ID: 1202443 • Letter: A

Question

Assume an economy is closed. According to classical economic theory, explain what will be the long run effects of an increase in taxes.You may want to organize your answer around these three parts: A) Aggregate Supply/Output (includes a discussion of the determinant of the level of output and the effect of fiscal policy on output in the long-run B.Aggregate Demand/Real expenditures (includes a discussion of components of expenditures, their determinants, and the effect of fiscal policy on expenditures and the composition of expenditures). C. Loanable Funds Markets (includes a discussion of the determinant of the interest rate in loanable funds market and the effect of the fiscal policy on the real interest rate in the long run).
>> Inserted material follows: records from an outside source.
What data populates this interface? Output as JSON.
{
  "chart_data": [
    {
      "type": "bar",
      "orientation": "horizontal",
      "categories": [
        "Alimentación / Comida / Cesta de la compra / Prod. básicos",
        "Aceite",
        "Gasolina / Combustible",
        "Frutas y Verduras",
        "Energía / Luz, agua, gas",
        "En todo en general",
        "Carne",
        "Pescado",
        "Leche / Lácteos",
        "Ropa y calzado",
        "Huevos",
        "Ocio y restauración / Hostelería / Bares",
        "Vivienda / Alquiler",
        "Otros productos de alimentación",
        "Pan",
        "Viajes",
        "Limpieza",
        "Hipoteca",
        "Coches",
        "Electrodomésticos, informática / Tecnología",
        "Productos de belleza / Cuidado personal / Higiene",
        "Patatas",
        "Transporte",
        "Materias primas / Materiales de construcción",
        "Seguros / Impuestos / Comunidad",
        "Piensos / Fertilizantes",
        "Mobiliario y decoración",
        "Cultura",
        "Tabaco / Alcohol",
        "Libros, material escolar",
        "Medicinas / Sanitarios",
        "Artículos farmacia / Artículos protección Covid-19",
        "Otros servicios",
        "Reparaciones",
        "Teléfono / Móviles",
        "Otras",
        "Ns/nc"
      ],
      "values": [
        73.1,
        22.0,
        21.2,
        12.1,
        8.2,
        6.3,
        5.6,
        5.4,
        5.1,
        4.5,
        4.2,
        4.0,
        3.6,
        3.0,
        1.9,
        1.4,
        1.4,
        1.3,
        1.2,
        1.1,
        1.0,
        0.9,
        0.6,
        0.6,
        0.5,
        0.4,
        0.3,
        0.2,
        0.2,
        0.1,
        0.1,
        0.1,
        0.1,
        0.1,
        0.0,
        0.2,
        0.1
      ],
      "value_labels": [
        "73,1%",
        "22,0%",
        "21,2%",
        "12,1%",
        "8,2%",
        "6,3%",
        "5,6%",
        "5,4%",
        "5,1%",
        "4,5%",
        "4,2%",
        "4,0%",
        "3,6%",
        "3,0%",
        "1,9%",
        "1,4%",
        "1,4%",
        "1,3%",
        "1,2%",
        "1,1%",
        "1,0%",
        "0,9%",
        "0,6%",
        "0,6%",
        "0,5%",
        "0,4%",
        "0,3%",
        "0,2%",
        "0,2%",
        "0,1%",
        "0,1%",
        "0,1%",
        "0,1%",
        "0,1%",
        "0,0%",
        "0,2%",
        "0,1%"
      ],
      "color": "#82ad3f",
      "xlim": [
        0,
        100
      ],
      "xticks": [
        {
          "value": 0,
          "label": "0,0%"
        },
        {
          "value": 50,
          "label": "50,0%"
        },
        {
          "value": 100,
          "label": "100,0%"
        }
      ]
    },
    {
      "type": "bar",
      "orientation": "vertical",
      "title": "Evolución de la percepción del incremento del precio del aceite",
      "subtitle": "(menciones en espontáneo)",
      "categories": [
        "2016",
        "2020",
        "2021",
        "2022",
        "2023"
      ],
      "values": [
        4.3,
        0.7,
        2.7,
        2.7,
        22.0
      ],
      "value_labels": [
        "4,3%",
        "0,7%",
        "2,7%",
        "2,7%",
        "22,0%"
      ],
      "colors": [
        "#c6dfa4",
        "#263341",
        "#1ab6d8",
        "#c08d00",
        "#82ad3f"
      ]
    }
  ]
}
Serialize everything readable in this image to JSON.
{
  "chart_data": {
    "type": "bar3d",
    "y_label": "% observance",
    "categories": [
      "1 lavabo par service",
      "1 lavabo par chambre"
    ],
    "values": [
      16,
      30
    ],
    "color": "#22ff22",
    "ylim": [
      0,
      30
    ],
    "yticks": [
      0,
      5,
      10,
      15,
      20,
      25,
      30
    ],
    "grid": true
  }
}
Please include a graph if possible.

Explanation / Answer

A & B) An increase in tax shifts the aggregate demand curve to the left because the spending decision of firms or household is influenced by increase in tax. The consumers will to spend less as a result of increase in tax. When the tax rate increases the worker have less dollars they earn, so they have less incentive to work and produce the goods/services.Hence, we can say that the aggregate supply curve shifts to the less as they respond less when tax is high.
C) Generally, the output is determined by the supply of labor and capital and also the available technology for converting the labor hours used and capital used into output. So, for any given level of output the interest rates adjusts automatically to balance the supply and demand of loanable funds.